BLAST, a balloon-borne telescope, flies over Antarctica
A fascinating experiment is being conducted this week over Antarctica by Canada and its partners, the U.S., the U.K. and Mexico.
September 19, 2007 By Carey Fredericks
A fascinating experiment is being conducted this week over Antarctica by Canada and its partners, the U.S., the U.K. and Mexico. Attached to a huge helium balloon, 2,000-kilogram BLAST (balloon-borne large aperture sub-millimetre telescope) is peering deep into space to study distant stars and galaxies. Launched from the McMurdo Research Station in Antarctica on December 21, BLAST is expected to fly for up to 10 days, circling 38,000 metres above the frozen continent in the stratosphere.
At such an altitude, the two-metre telescope offers levels of sensitivity and resolution unmatched by any observation facility on Earth. The mission will shed light on fundamental questions about the formation and evolution of stars and galaxies. BLAST will identify large numbers of distant star-forming galaxies, study the earliest stages of star and planet formation, and make high-resolution maps of diffuse galactic emissions.

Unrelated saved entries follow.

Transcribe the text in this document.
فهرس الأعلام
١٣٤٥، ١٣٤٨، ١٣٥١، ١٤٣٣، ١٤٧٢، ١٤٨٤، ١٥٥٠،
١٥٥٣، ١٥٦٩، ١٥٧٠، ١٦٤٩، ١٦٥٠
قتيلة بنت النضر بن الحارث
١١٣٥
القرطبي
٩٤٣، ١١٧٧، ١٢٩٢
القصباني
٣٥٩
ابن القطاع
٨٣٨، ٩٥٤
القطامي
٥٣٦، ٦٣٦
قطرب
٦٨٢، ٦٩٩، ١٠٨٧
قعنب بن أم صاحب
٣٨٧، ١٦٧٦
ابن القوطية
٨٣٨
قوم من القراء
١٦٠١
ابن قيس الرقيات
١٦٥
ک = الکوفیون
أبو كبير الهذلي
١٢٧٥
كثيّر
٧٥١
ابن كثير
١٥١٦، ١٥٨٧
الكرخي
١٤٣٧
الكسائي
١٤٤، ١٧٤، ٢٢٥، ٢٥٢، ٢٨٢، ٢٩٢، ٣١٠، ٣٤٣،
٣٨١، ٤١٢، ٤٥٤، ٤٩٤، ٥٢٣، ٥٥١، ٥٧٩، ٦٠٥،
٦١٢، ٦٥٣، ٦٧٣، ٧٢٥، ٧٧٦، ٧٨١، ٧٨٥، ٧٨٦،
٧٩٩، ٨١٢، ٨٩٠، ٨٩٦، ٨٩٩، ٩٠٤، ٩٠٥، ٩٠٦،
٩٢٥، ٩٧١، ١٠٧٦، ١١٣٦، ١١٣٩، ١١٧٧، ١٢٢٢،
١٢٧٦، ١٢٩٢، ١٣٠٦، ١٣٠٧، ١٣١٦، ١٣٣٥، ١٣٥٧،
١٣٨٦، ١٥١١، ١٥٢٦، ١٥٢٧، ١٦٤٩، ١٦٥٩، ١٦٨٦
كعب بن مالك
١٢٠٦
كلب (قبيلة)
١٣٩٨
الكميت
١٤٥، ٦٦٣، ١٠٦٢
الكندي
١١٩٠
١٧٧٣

Canada is providing the gondola, the pointing control system, the data acquisition system, the flight and ground station software, the power system, and overall system integration. Canadian partners in this project include the University of Toronto, the University of British Columbia, and AMEC Dynamic Structures Ltd. of Port Coquitlam, B.C. Canadian funding was provided by the Canadian Space Agency, who contributed $2 million for equipment and mission operations, the Natural Sciences and Engineering Research Council of Canada (NSERC), the Canada Foundation for Innovation, the Ontario Innovation Trust, and the University of Toronto. International partners include the University of Pennsylvania, Brown University, the University of Miami, the Jet Propulsion Laboratory, Cardiff University, and the Instituto Nacional de Astrofisica of Mexico, with funding from NASA and the U.K.'s Particle Physics and Astronomy Research Council (PPARC).